The piece has a long instrumental opening, well played by Schieber. I found the first half of the piece overly long and somewhat monochromatic. It takes a while to get going.   

Things heat up with the soprano entrance. Singh has a powerful voice, and her "Loose his bonds" cry leads to dramatic interplay between solo and chorus. There is an intense climax, with pent-up emotion flooding over. 

Then the mood changes completely. The captive replies with a simple unadorned declaration, with only piano for accompaniment. I cannot imagine it sung more effectively than Rennicks did.  

The execution march recommences, sounding a bit tinny, I'm afraid. The music builds to an intense sotto voce question from the chorus -- "Shall thy life be ended?"  

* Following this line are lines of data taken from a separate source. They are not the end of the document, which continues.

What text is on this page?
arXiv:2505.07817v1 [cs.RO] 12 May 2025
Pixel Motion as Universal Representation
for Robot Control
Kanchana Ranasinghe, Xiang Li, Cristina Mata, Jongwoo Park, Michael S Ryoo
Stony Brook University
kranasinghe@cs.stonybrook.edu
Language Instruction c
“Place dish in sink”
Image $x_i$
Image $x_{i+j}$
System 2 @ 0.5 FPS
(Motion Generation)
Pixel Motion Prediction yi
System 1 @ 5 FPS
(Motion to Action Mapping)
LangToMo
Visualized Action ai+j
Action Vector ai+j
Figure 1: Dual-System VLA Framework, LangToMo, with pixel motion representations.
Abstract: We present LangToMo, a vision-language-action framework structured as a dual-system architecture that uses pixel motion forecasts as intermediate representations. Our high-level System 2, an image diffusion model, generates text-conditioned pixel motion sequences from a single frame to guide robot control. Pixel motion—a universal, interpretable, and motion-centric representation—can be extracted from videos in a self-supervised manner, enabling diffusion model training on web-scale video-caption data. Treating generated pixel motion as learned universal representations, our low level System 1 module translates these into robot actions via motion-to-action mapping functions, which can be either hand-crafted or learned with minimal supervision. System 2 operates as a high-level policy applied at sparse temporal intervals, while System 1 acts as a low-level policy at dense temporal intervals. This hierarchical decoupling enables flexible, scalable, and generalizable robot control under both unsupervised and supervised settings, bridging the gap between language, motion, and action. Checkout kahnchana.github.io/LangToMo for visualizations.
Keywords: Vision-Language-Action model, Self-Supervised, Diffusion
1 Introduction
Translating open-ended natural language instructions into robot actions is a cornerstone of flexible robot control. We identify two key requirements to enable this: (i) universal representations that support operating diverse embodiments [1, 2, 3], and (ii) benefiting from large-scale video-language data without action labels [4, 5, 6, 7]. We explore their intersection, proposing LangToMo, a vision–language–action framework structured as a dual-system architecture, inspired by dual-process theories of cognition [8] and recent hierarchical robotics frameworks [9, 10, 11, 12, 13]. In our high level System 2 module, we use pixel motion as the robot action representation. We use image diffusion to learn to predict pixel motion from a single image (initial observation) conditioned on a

There is a break and a quiet musical interlude, and we realize that the climax has been passed over, and instead the chorus enters with a sentimental epilogue about the linden tree that grew over his grave, and the tireless bird who sings of faithful love in its branches. 

The work got a rousing, well-deserved reception from the audience. Samantics sang a jaunty little Goodbye and Thank You encore. I guess it was by Herbert, but it sounded more like Gilbert and Sullivan in a particularly goofy mood.

The concert ran less than 1Ĺ hours and without an intermission, long enough to feel I had gotten a generous dose of this charming music, but short enough to whet my appetite for more.


Winslow Rogers has taught English and American literature at Harvard, where he got his Ph.D., and at other universities in the Midwest and in Southern California. He has also held administrative positions including as producer of a university guest artist series. He lives in Grass Valley but has begun to come "down the hill" to review concerts for the Sacramento Choral Calendar.